Read an extract of the article below and find the full piece on The Next Platform.
First published on The Next Platform: When POSIX I/O meets exascale, do the old rules apply?
By Dr. Rosemary Francis
We’ve all grown up in a world of digital filing cabinets. POSIX I/O has enabled code portability and extraordinary advances in computation, but it is limited by its design and the way it mirrors the paper offices that it has replaced.
The POSIX API and its implementation assumes that we know roughly where our data is, that accessing it is reasonably quick and that all versions of the data are the same. As we move to exascale, we need to let go of this model and embrace a sea of data and a very different way of handling it.
In computer science, it was often said that there are only two ideas in the discipline: abstraction and caching. While this holds for a lot of sophisticated solutions, those ideas break down very quickly when moving to exascale.
In the Next Platform piece, “What’s So Bad about POSIX I/O?” the author gives his expert take on exactly why POSIX I/O is holding back performance today, such as how the semantics of the POSIX I/O standard in particular provide a real limitation. To add to those points, it is indeed high time we come up with a new design.

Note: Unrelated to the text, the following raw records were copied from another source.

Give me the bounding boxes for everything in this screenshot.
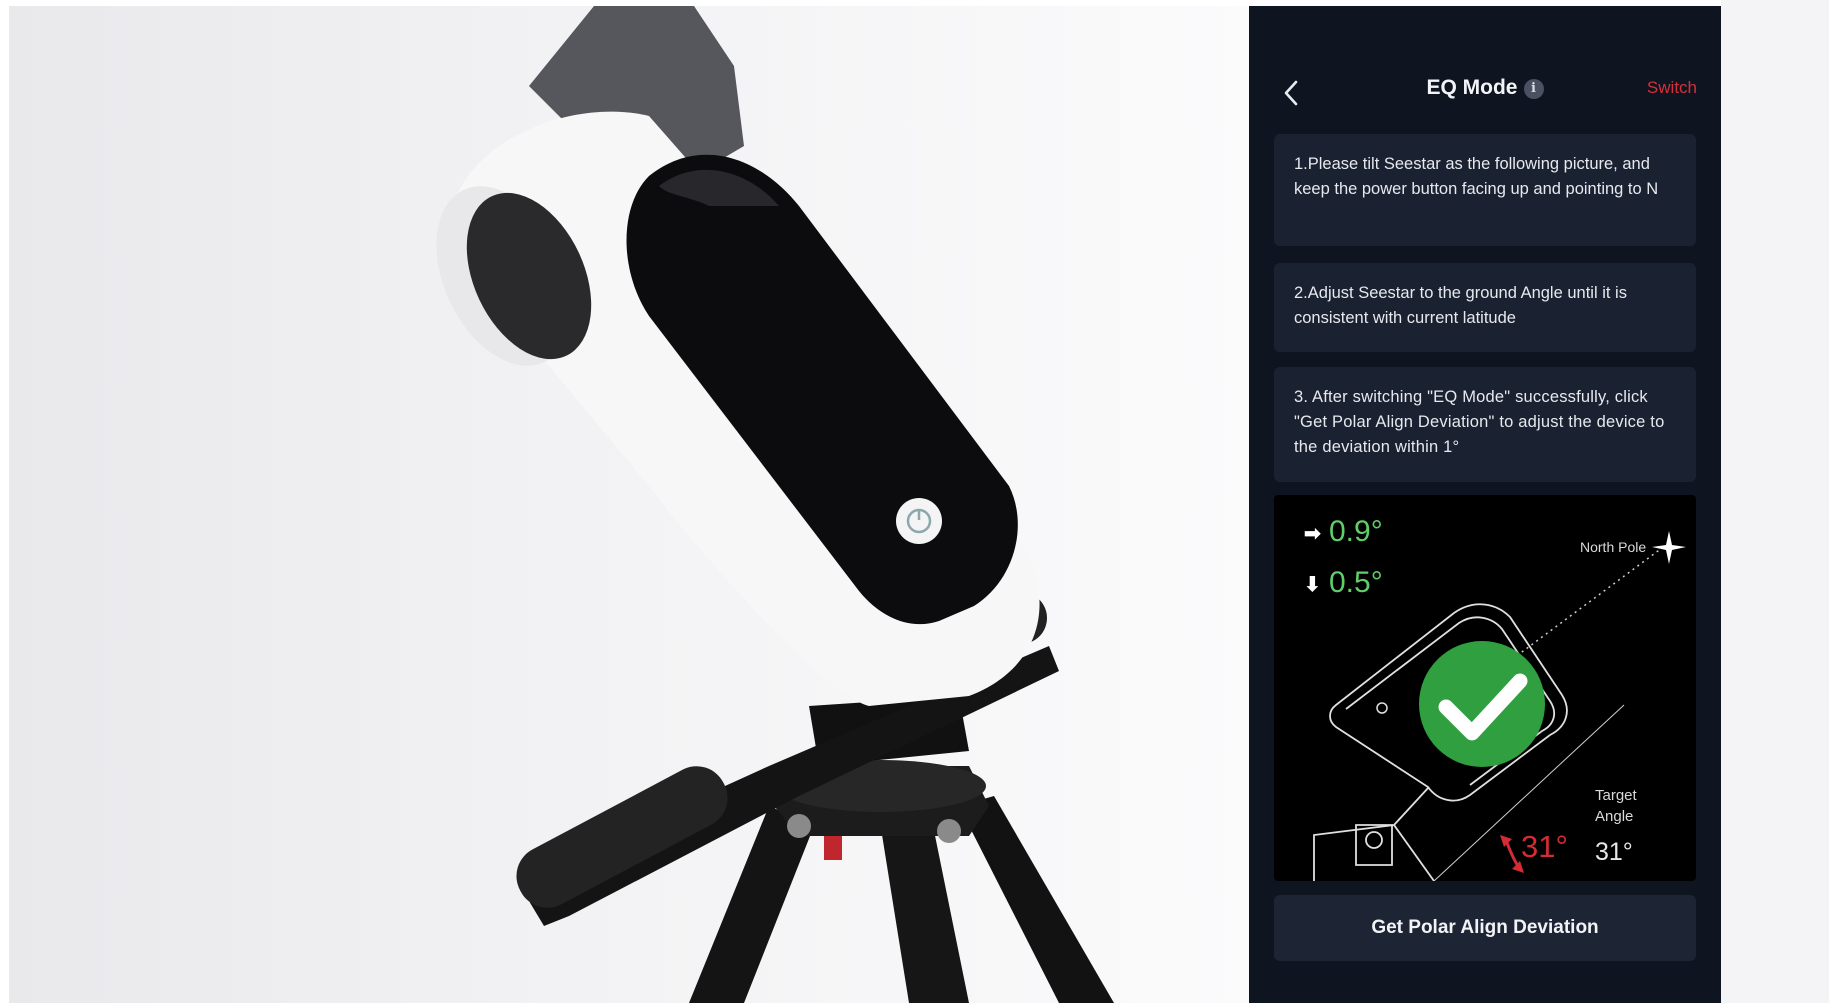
target-angle-value: 31°: [1595, 838, 1633, 866]
vertical-deviation-value: 0.5°: [1329, 566, 1383, 599]
polar-align-diagram: ➡ 0.9° ⬇ 0.5° North Pole Target Angle 31…: [1274, 495, 1696, 881]
target-angle-label-line2: Angle: [1595, 808, 1634, 825]
star-icon: [1652, 531, 1686, 564]
page-title-text: EQ Mode: [1426, 76, 1518, 99]
horizontal-deviation-value: 0.9°: [1329, 515, 1383, 548]
product-photo: [9, 6, 1249, 1003]
down-arrow-icon: ⬇: [1304, 574, 1321, 596]
instruction-card-2: 2.Adjust Seestar to the ground Angle unt…: [1274, 263, 1696, 352]
instruction-card-1: 1.Please tilt Seestar as the following p…: [1274, 134, 1696, 246]
telescope-illustration: [436, 6, 1114, 1003]
top-bar: EQ Mode i Switch: [1249, 6, 1721, 146]
instruction-card-3: 3. After switching "EQ Mode" successfull…: [1274, 367, 1696, 482]
target-angle-label: Target Angle: [1595, 785, 1637, 827]
app-panel: EQ Mode i Switch 1.Please tilt Seestar as…: [1249, 6, 1721, 1003]
get-polar-align-deviation-button[interactable]: Get Polar Align Deviation: [1274, 895, 1696, 961]
right-arrow-icon: ➡: [1304, 523, 1321, 545]
north-pole-label: North Pole: [1580, 539, 1647, 555]
background-strip: [1721, 0, 1829, 1003]
current-angle-value: 31°: [1521, 829, 1568, 864]
info-icon[interactable]: i: [1523, 79, 1544, 99]
switch-button[interactable]: Switch: [1647, 78, 1697, 98]
checkmark-icon: [1419, 641, 1545, 767]
target-angle-label-line1: Target: [1595, 787, 1637, 804]
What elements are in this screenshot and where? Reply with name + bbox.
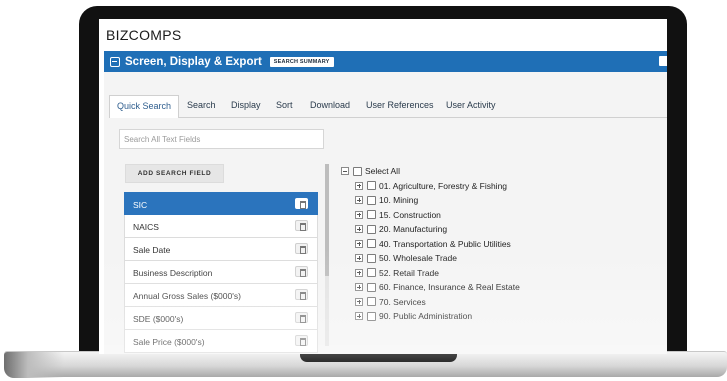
field-business-description[interactable]: Business Description — [124, 261, 318, 284]
tree-row[interactable]: 15. Construction — [341, 208, 661, 223]
search-field-list: SIC NAICS Sale Date Business Description… — [124, 192, 318, 354]
field-label: Sale Date — [133, 245, 171, 255]
tree-row[interactable]: 90. Public Administration — [341, 309, 661, 324]
brand-title: BIZCOMPS — [106, 27, 182, 43]
tree-row[interactable]: 60. Finance, Insurance & Real Estate — [341, 280, 661, 295]
tree-label: Select All — [365, 166, 400, 177]
field-label: SDE ($000's) — [133, 314, 184, 324]
field-sic[interactable]: SIC — [124, 192, 318, 215]
trash-icon[interactable] — [295, 243, 308, 254]
expand-icon[interactable] — [355, 268, 363, 277]
tree-label: 20. Manufacturing — [379, 224, 448, 235]
search-summary-badge[interactable]: SEARCH SUMMARY — [269, 56, 334, 67]
laptop-base-edge — [4, 352, 64, 378]
tree-label: 90. Public Administration — [379, 311, 473, 322]
main-panel: Quick Search Search Display Sort Downloa… — [104, 72, 667, 354]
trash-icon[interactable] — [295, 335, 308, 346]
expand-icon[interactable] — [355, 210, 363, 219]
tree-row[interactable]: 50. Wholesale Trade — [341, 251, 661, 266]
tree-row[interactable]: 40. Transportation & Public Utilities — [341, 237, 661, 252]
tab-download[interactable]: Download — [310, 100, 350, 110]
trash-icon[interactable] — [295, 220, 308, 231]
checkbox[interactable] — [367, 195, 376, 205]
tree-row[interactable]: 20. Manufacturing — [341, 222, 661, 237]
tree-label: 01. Agriculture, Forestry & Fishing — [379, 180, 508, 191]
expand-icon[interactable] — [355, 239, 363, 248]
tab-display[interactable]: Display — [231, 100, 261, 110]
tab-divider — [109, 117, 667, 118]
tab-user-references[interactable]: User References — [366, 100, 434, 110]
field-sale-date[interactable]: Sale Date — [124, 238, 318, 261]
field-label: Sale Price ($000's) — [133, 337, 205, 347]
tab-user-activity[interactable]: User Activity — [446, 100, 496, 110]
tree-row[interactable]: 70. Services — [341, 295, 661, 310]
field-sde[interactable]: SDE ($000's) — [124, 307, 318, 330]
checkbox[interactable] — [367, 210, 376, 220]
trash-icon[interactable] — [295, 198, 308, 209]
tree-label: 52. Retail Trade — [379, 267, 440, 278]
tree-row[interactable]: 52. Retail Trade — [341, 266, 661, 281]
field-label: NAICS — [133, 222, 159, 232]
expand-icon[interactable] — [355, 254, 363, 263]
field-label: SIC — [133, 200, 148, 210]
trash-icon[interactable] — [295, 312, 308, 323]
checkbox[interactable] — [367, 224, 376, 234]
checkbox[interactable] — [367, 253, 376, 263]
checkbox[interactable] — [367, 181, 376, 191]
field-naics[interactable]: NAICS — [124, 215, 318, 238]
tree-row[interactable]: 10. Mining — [341, 193, 661, 208]
tree-label: 50. Wholesale Trade — [379, 253, 457, 264]
sic-tree: Select All 01. Agriculture, Forestry & F… — [341, 164, 661, 324]
tree-label: 40. Transportation & Public Utilities — [379, 238, 511, 249]
collapse-icon[interactable] — [110, 56, 120, 67]
tree-label: 10. Mining — [379, 195, 419, 206]
tree-label: 15. Construction — [379, 209, 441, 220]
expand-icon[interactable] — [355, 196, 363, 205]
scrollbar-thumb[interactable] — [325, 164, 329, 276]
checkbox[interactable] — [353, 166, 362, 176]
expand-icon[interactable] — [355, 312, 363, 321]
field-label: Business Description — [133, 268, 213, 278]
panel-title: Screen, Display & Export — [125, 55, 262, 68]
trash-icon[interactable] — [295, 266, 308, 277]
search-input[interactable]: Search All Text Fields — [119, 129, 324, 149]
app-screen: BIZCOMPS Screen, Display & Export SEARCH… — [99, 19, 667, 354]
collapse-icon[interactable] — [341, 167, 349, 176]
expand-icon[interactable] — [355, 283, 363, 292]
expand-icon[interactable] — [355, 297, 363, 306]
checkbox[interactable] — [367, 311, 376, 321]
tree-row-select-all[interactable]: Select All — [341, 164, 661, 179]
tree-label: 60. Finance, Insurance & Real Estate — [379, 282, 520, 293]
checkbox[interactable] — [367, 297, 376, 307]
tab-search[interactable]: Search — [187, 100, 216, 110]
trash-icon[interactable] — [295, 289, 308, 300]
tree-label: 70. Services — [379, 296, 426, 307]
checkbox[interactable] — [367, 282, 376, 292]
expand-icon[interactable] — [355, 181, 363, 190]
panel-header: Screen, Display & Export SEARCH SUMMARY — [104, 51, 667, 72]
tab-bar: Quick Search Search Display Sort Downloa… — [104, 72, 667, 125]
field-annual-gross-sales[interactable]: Annual Gross Sales ($000's) — [124, 284, 318, 307]
tab-sort[interactable]: Sort — [276, 100, 293, 110]
checkbox[interactable] — [367, 239, 376, 249]
field-sale-price[interactable]: Sale Price ($000's) — [124, 330, 318, 353]
field-label: Annual Gross Sales ($000's) — [133, 291, 241, 301]
tree-row[interactable]: 01. Agriculture, Forestry & Fishing — [341, 179, 661, 194]
header-action-icon[interactable] — [659, 56, 667, 66]
add-search-field-button[interactable]: ADD SEARCH FIELD — [125, 164, 224, 183]
checkbox[interactable] — [367, 268, 376, 278]
tab-quick-search[interactable]: Quick Search — [109, 95, 180, 118]
expand-icon[interactable] — [355, 225, 363, 234]
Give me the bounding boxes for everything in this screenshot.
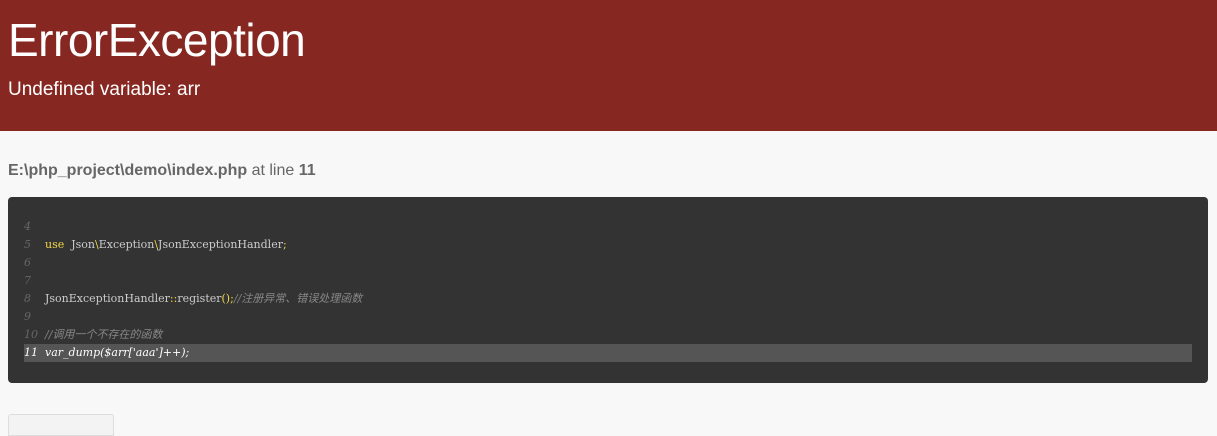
line-number: 8 [24, 292, 31, 305]
code-line-highlighted: 11 var_dump($arr['aaa']++); [24, 344, 1192, 362]
code-line: 4 [24, 218, 1192, 236]
line-number: 9 [24, 310, 31, 323]
line-number: 7 [24, 274, 31, 287]
line-number: 6 [24, 256, 31, 269]
error-location: E:\php_project\demo\index.php at line 11 [8, 161, 316, 181]
code-line: 10 //调用一个不存在的函数 [24, 326, 1192, 344]
at-line-text: at line [251, 162, 295, 179]
code-line: 9 [24, 308, 1192, 326]
code-token: JsonExceptionHandler [45, 292, 170, 305]
code-comment: //调用一个不存在的函数 [45, 328, 163, 341]
code-comment: //注册异常、错误处理函数 [233, 292, 363, 305]
code-token: Exception [98, 238, 155, 251]
code-line: 6 [24, 254, 1192, 272]
code-token: Json [64, 238, 96, 251]
exception-title: ErrorException [8, 14, 306, 66]
line-number: 11 [24, 346, 38, 359]
code-line: 8 JsonExceptionHandler::register();//注册异常… [24, 290, 1192, 308]
trace-tab[interactable] [8, 414, 114, 436]
error-header: ErrorException Undefined variable: arr [0, 0, 1217, 131]
code-line: 5 use Json\Exception\JsonExceptionHandler… [24, 236, 1192, 254]
line-number: 5 [24, 238, 31, 251]
code-keyword: use [45, 238, 65, 251]
line-number: 10 [24, 328, 38, 341]
file-path: E:\php_project\demo\index.php [8, 162, 248, 179]
code-snippet: 4 5 use Json\Exception\JsonExceptionHandle… [8, 197, 1208, 383]
line-number: 4 [24, 220, 31, 233]
code-token: ; [282, 238, 287, 251]
code-token: JsonExceptionHandler [158, 238, 283, 251]
exception-message: Undefined variable: arr [8, 79, 201, 100]
line-number: 11 [298, 162, 316, 179]
code-token: (); [221, 292, 234, 305]
code-token: var_dump($arr['aaa']++); [45, 346, 190, 359]
code-token: register [177, 292, 222, 305]
code-line: 7 [24, 272, 1192, 290]
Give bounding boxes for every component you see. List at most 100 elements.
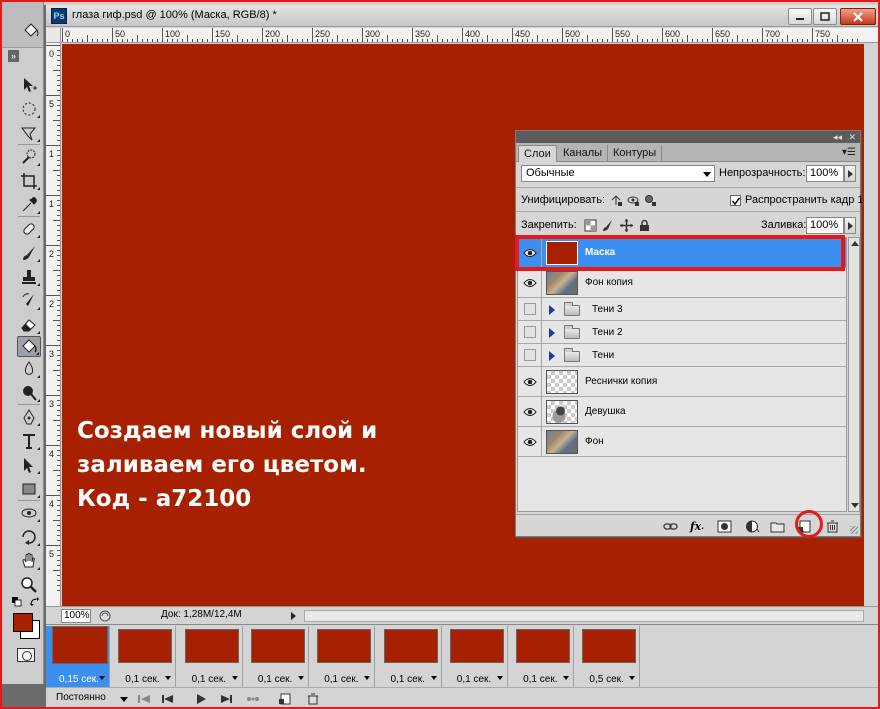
ruler-origin[interactable] <box>46 28 61 43</box>
unify-position-icon[interactable] <box>609 193 623 207</box>
lock-pixels-icon[interactable] <box>601 218 615 232</box>
blend-mode-select[interactable]: Обычные <box>521 165 715 182</box>
chevron-down-icon[interactable] <box>430 676 437 680</box>
eyedropper-tool-icon[interactable] <box>17 194 41 215</box>
hand-tool-icon[interactable] <box>17 550 41 571</box>
visibility-toggle[interactable] <box>518 268 542 297</box>
layer-row[interactable]: Реснички копия <box>518 367 846 397</box>
panel-resize-grip[interactable] <box>850 526 858 534</box>
animation-frame[interactable]: 0,1 сек. <box>112 626 177 687</box>
animation-frame[interactable]: 0,1 сек. <box>443 626 508 687</box>
animation-frame[interactable]: 0,5 сек. <box>576 626 641 687</box>
horizontal-scrollbar[interactable] <box>304 610 864 622</box>
document-titlebar[interactable]: Ps глаза гиф.psd @ 100% (Маска, RGB/8) * <box>46 5 880 27</box>
animation-frame[interactable]: 0,1 сек. <box>311 626 376 687</box>
animation-frame[interactable]: 0,1 сек. <box>244 626 309 687</box>
next-frame-icon[interactable] <box>218 692 234 706</box>
panel-collapse-icon[interactable]: ◂◂ <box>833 132 842 142</box>
frame-delay-label[interactable]: 0,15 сек. <box>59 674 99 685</box>
panel-titlebar[interactable]: ◂◂ ✕ <box>516 131 860 143</box>
healing-brush-tool-icon[interactable] <box>17 218 41 239</box>
frame-delay-label[interactable]: 0,1 сек. <box>391 674 425 685</box>
layer-group-row[interactable]: Тени <box>518 344 846 367</box>
chevron-down-icon[interactable] <box>99 676 105 680</box>
lock-transparency-icon[interactable] <box>583 218 597 232</box>
visibility-toggle[interactable] <box>518 367 542 396</box>
blur-tool-icon[interactable] <box>17 358 41 379</box>
animation-frame[interactable]: 0,1 сек. <box>178 626 243 687</box>
tab-paths[interactable]: Контуры <box>608 145 663 162</box>
layer-row[interactable]: Фон <box>518 427 846 457</box>
shape-tool-icon[interactable] <box>17 478 41 499</box>
status-menu-arrow-icon[interactable] <box>291 612 296 620</box>
eraser-tool-icon[interactable] <box>17 314 41 335</box>
panel-menu-icon[interactable]: ▾☰ <box>842 147 856 158</box>
opacity-slider-arrow-icon[interactable] <box>844 165 856 182</box>
opacity-field[interactable]: 100% <box>806 165 844 182</box>
zoom-tool-icon[interactable] <box>17 574 41 595</box>
adjustment-layer-icon[interactable] <box>744 519 760 533</box>
paint-bucket-icon[interactable] <box>22 22 40 40</box>
visibility-toggle[interactable] <box>518 298 542 320</box>
layer-row[interactable]: Маска <box>518 238 846 268</box>
chevron-down-icon[interactable] <box>563 676 570 680</box>
lock-all-icon[interactable] <box>637 218 651 232</box>
duplicate-frame-icon[interactable] <box>277 692 293 706</box>
move-tool-icon[interactable] <box>17 74 41 95</box>
layer-group-row[interactable]: Тени 2 <box>518 321 846 344</box>
propagate-frame-checkbox[interactable] <box>730 195 741 206</box>
unify-style-icon[interactable] <box>643 193 657 207</box>
add-mask-icon[interactable] <box>716 519 732 533</box>
visibility-toggle[interactable] <box>518 427 542 456</box>
layer-list-scrollbar[interactable] <box>848 237 860 512</box>
frame-delay-label[interactable]: 0,1 сек. <box>125 674 159 685</box>
frame-delay-label[interactable]: 0,1 сек. <box>192 674 226 685</box>
scroll-down-icon[interactable] <box>851 503 859 508</box>
delete-frame-icon[interactable] <box>305 692 321 706</box>
visibility-toggle[interactable] <box>518 321 542 343</box>
fill-field[interactable]: 100% <box>806 217 844 234</box>
default-colors-icon[interactable] <box>12 597 22 607</box>
close-button[interactable] <box>840 8 876 25</box>
previous-frame-icon[interactable] <box>160 692 176 706</box>
type-tool-icon[interactable] <box>17 430 41 451</box>
loop-options-select[interactable]: Постоянно <box>56 692 106 703</box>
chevron-down-icon[interactable] <box>297 676 304 680</box>
foreground-color-swatch[interactable] <box>13 613 33 632</box>
fx-icon[interactable]: fx. <box>689 519 705 533</box>
link-layers-icon[interactable] <box>662 519 678 533</box>
expand-triangle-icon[interactable] <box>549 350 555 361</box>
tween-icon[interactable] <box>245 692 261 706</box>
animation-frame[interactable]: 0,1 сек. <box>377 626 442 687</box>
clone-stamp-tool-icon[interactable] <box>17 266 41 287</box>
dodge-tool-icon[interactable] <box>17 382 41 403</box>
new-layer-icon[interactable] <box>796 519 812 533</box>
history-brush-tool-icon[interactable] <box>17 290 41 311</box>
frame-delay-label[interactable]: 0,1 сек. <box>258 674 292 685</box>
visibility-toggle[interactable] <box>518 238 542 267</box>
crop-tool-icon[interactable] <box>17 170 41 191</box>
expand-triangle-icon[interactable] <box>549 327 555 338</box>
pen-tool-icon[interactable] <box>17 406 41 427</box>
chevron-down-icon[interactable] <box>496 676 503 680</box>
panel-close-icon[interactable]: ✕ <box>848 132 856 142</box>
delete-layer-icon[interactable] <box>824 519 840 533</box>
first-frame-icon[interactable] <box>136 692 152 706</box>
vertical-ruler[interactable]: 0 5 1 1 2 2 3 3 4 4 5 <box>46 43 61 606</box>
brush-tool-icon[interactable] <box>17 242 41 263</box>
new-group-icon[interactable] <box>769 519 785 533</box>
minimize-button[interactable] <box>788 8 812 25</box>
layer-row[interactable]: Фон копия <box>518 268 846 298</box>
animation-frame[interactable]: 0,15 сек. <box>46 626 110 687</box>
swap-colors-icon[interactable] <box>30 597 40 607</box>
scroll-up-icon[interactable] <box>851 241 859 246</box>
frame-delay-label[interactable]: 0,1 сек. <box>523 674 557 685</box>
chevron-down-icon[interactable] <box>120 697 128 702</box>
3d-orbit-tool-icon[interactable] <box>17 526 41 547</box>
frame-delay-label[interactable]: 0,1 сек. <box>457 674 491 685</box>
expand-triangle-icon[interactable] <box>549 304 555 315</box>
quick-mask-icon[interactable] <box>17 648 35 662</box>
animation-frame[interactable]: 0,1 сек. <box>510 626 575 687</box>
chevron-down-icon[interactable] <box>364 676 371 680</box>
horizontal-ruler[interactable]: 0 50 100 150 200 250 300 350 400 450 500 550 600 650 7… <box>61 28 880 43</box>
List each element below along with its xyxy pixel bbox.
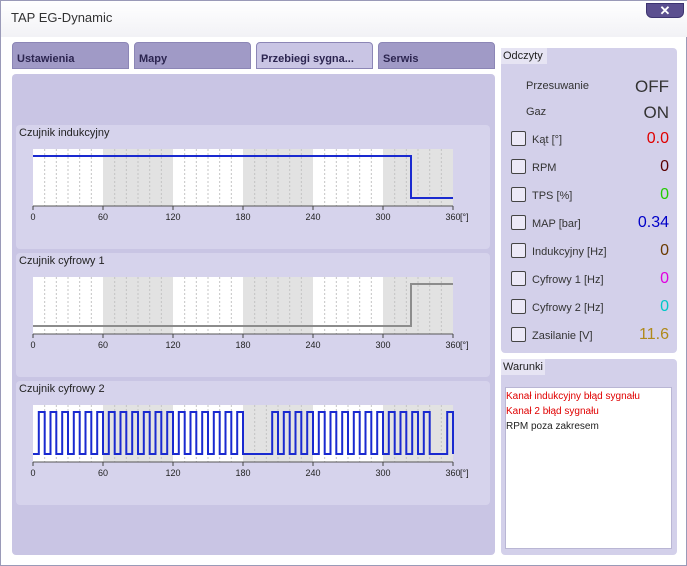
x-tick-label: 360	[445, 468, 460, 478]
readings-panel: Odczyty Przesuwanie OFF Gaz ON Kąt [°] 0…	[501, 48, 677, 353]
x-tick-label: 180	[235, 468, 250, 478]
reading-value: 0.34	[637, 214, 669, 231]
x-tick-label: 240	[305, 468, 320, 478]
reading-checkbox[interactable]	[511, 243, 526, 258]
status-label: Gaz	[526, 106, 547, 118]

POSIX I/O was designed at a time when storage was local. It was simple to implement systems where applications had a consistent view of what was on disk. In a world of distributed systems and exascale compute, we can no longer rely on the assumption that all programs are looking at the same view of the data.
As systems grow, the time taken to sync data increases and long distributed lock times will become the biggest bottlenecks. We need to move to a world where data tiering and access times form part of the system design from the start.
The design of the I/O needs to take as much engineering effort as the compute algorithms we are used to profiling. A highly optimised application can be dramatically slowed down by bad I/O design and silly mistakes, such as shared log files or small I/O operations. Often the application is fine, but the environment it is deployed into makes the wrong choices. We’ve seen start up scripts try to open every file in the home directory in order to set a licence option.